Vimos que en la progresión de la enfermedad de Alzheimer, al inicio de la enfermedad, tenemos una ruptura completa del ritmo. Las interrupciones del sueño siempre se han considerado una consecuencia de la enfermedad, pero nuestro trabajo estuvo más en línea con otras evidencias que muestran que, de hecho, esta desalineación circadiana ocurre lo suficientemente temprano como para contribuir a la progresión de la enfermedad ”, explicó la investigadora Paula Desplats. profesor asistente en los departamentos de neurociencia y patología de la Universidad de Washington.

Otra investigación muestra que las anomalías del ritmo circadiano están presentes en pacientes con enfermedad de Alzheimer preclínica, lo que puede, en un futuro próximo, ser un biomarcador valioso para evaluar la progresión de la enfermedad.

Si estas investigaciones van por buen camino, como parece, la desregulación de los ciclos circadianos también contribuye a la enfermedad de Alzheimer, como ya sabemos que ocurre con los trastornos metabólicos. Esto significa que ser capaz de interactuar con el medio ambiente y tratar de mantener el reloj circadiano funcionando sin problemas durante mucho tiempo puede incluso cambiar la progresión de la enfermedad, lo que sería un gran avance. Por ejemplo, eso significaría mantener a estos pacientes en casa por más tiempo, lo cual es realmente un objetivo precioso. Esto hace que este campo de investigación sea muy atractivo y emocionante ”, dijo Desplats.

El aumento de la investigación sobre el ritmo circadiano, sin embargo, trae consigo preocupaciones sobre la falta de sueño de la vida moderna, ya que nuestra sociedad actual opera las 24 horas del día, los 7 días de la semana ahora, principalmente gracias a Internet.

Una encuesta del Centro Estadounidense para el Control y la Prevención de Enfermedades (CDC) estima que más de un tercio de los adultos estadounidenses no pueden dormir al menos 7 horas por noche.

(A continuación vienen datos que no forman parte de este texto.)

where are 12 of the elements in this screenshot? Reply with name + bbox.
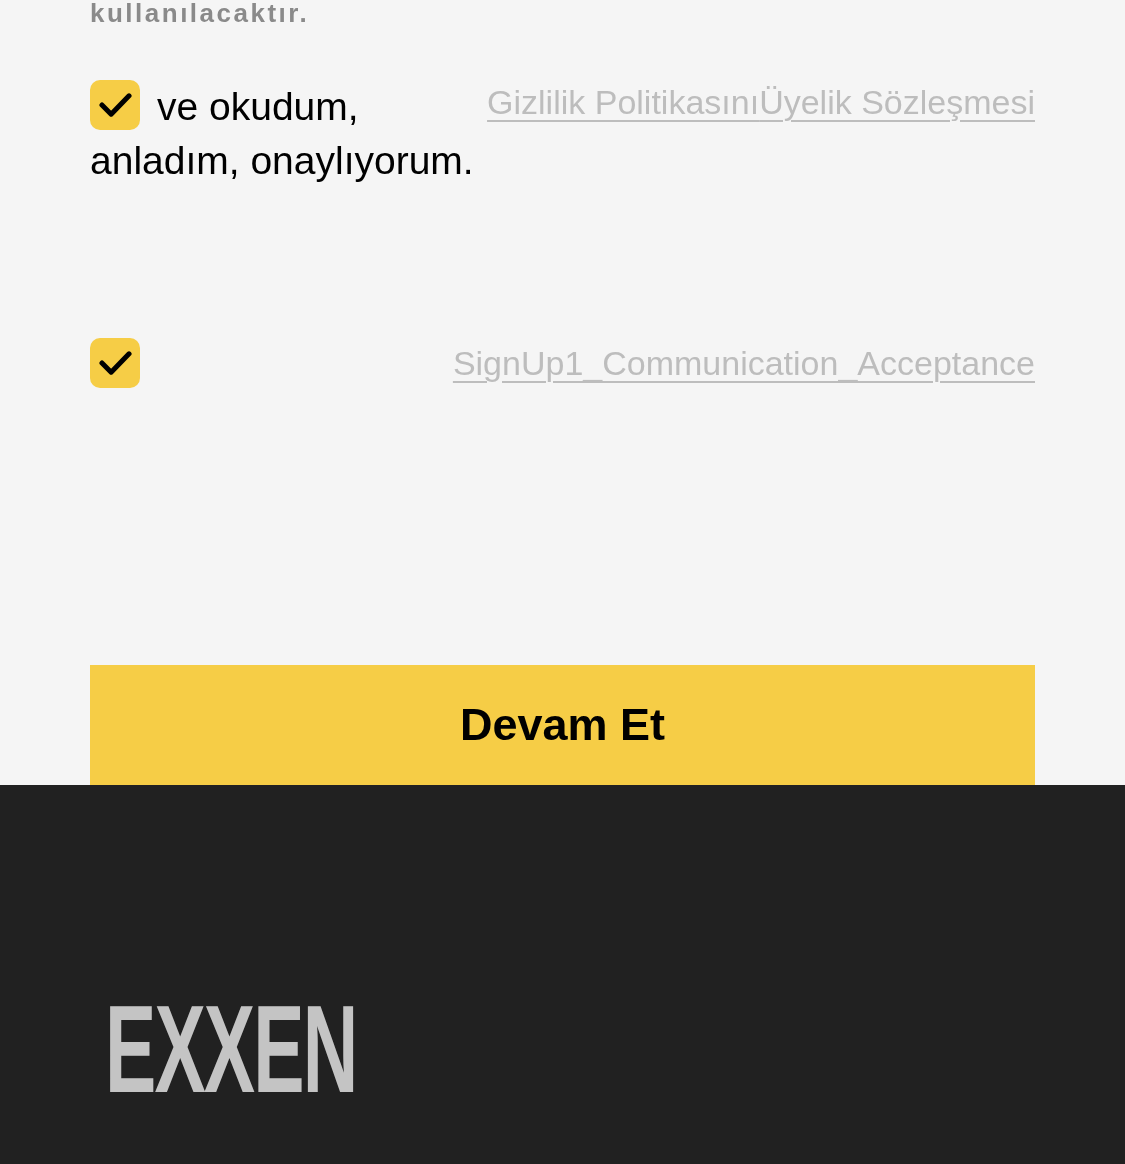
check-icon xyxy=(98,351,132,375)
consent-text: ve okudum, xyxy=(157,84,359,130)
notice-text: kullanılacaktır. xyxy=(90,0,310,26)
checkbox[interactable] xyxy=(90,338,140,388)
logo-wordmark: EXXEN xyxy=(105,1004,357,1094)
continue-button[interactable]: Devam Et xyxy=(90,665,1035,785)
checkbox[interactable] xyxy=(90,80,140,130)
terms-link[interactable]: Gizlilik Politikasını xyxy=(487,82,760,122)
terms-link[interactable]: Üyelik Sözleşmesi xyxy=(759,82,1035,122)
terms-link[interactable]: SignUp1_Communication_Acceptance xyxy=(452,343,1035,383)
check-icon xyxy=(98,93,132,117)
consent-text: anladım, onaylıyorum. xyxy=(90,138,474,184)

Es probable que varios factores estresantes de la vida y factores ambientales contribuyan a estos números, como el trabajo alterno de día y noche, que se ha asociado con un aumento de accidentes cerebrovasculares y diabetes. Otro factor de riesgo es el brillo de nuestros omnipresentes teléfonos móviles, tabletas y otros medios basados ​​en pantallas, cuyo uso se ha relacionado con la disminución del sueño en adultos, niños y adolescentes.

Incluso la calidad de la luz en sí misma es un problema. Los diodos emisores de luz (LED) se han asociado con una menor producción de melatonina, una importante hormona del reloj. Aunque los LED requieren menos energía y tienen claros beneficios ambientales, también se considera que son los principales contribuyentes al aumento de la tasa de iluminación anual de la Tierra, lo que afecta nuestra capacidad para dormir.

Estás expuesto a la luz cuando vas al baño a las 2 am, pero no redefines completamente tu sistema circadiano para pensar que es de día ”, dice Musiek,“ pero la exposición crónica noche tras noche podría tener este efecto ”.

Es poco realista aconsejar a las personas que renuncien a las tentaciones tecnológicas de la actualidad, o esperar que los días laborales vuelvan a ser regulados por la luz solar, pero todos los profesionales de la salud deben informar a las personas y orientarlas para que duerman y se diviertan. a dieta y ejercicio.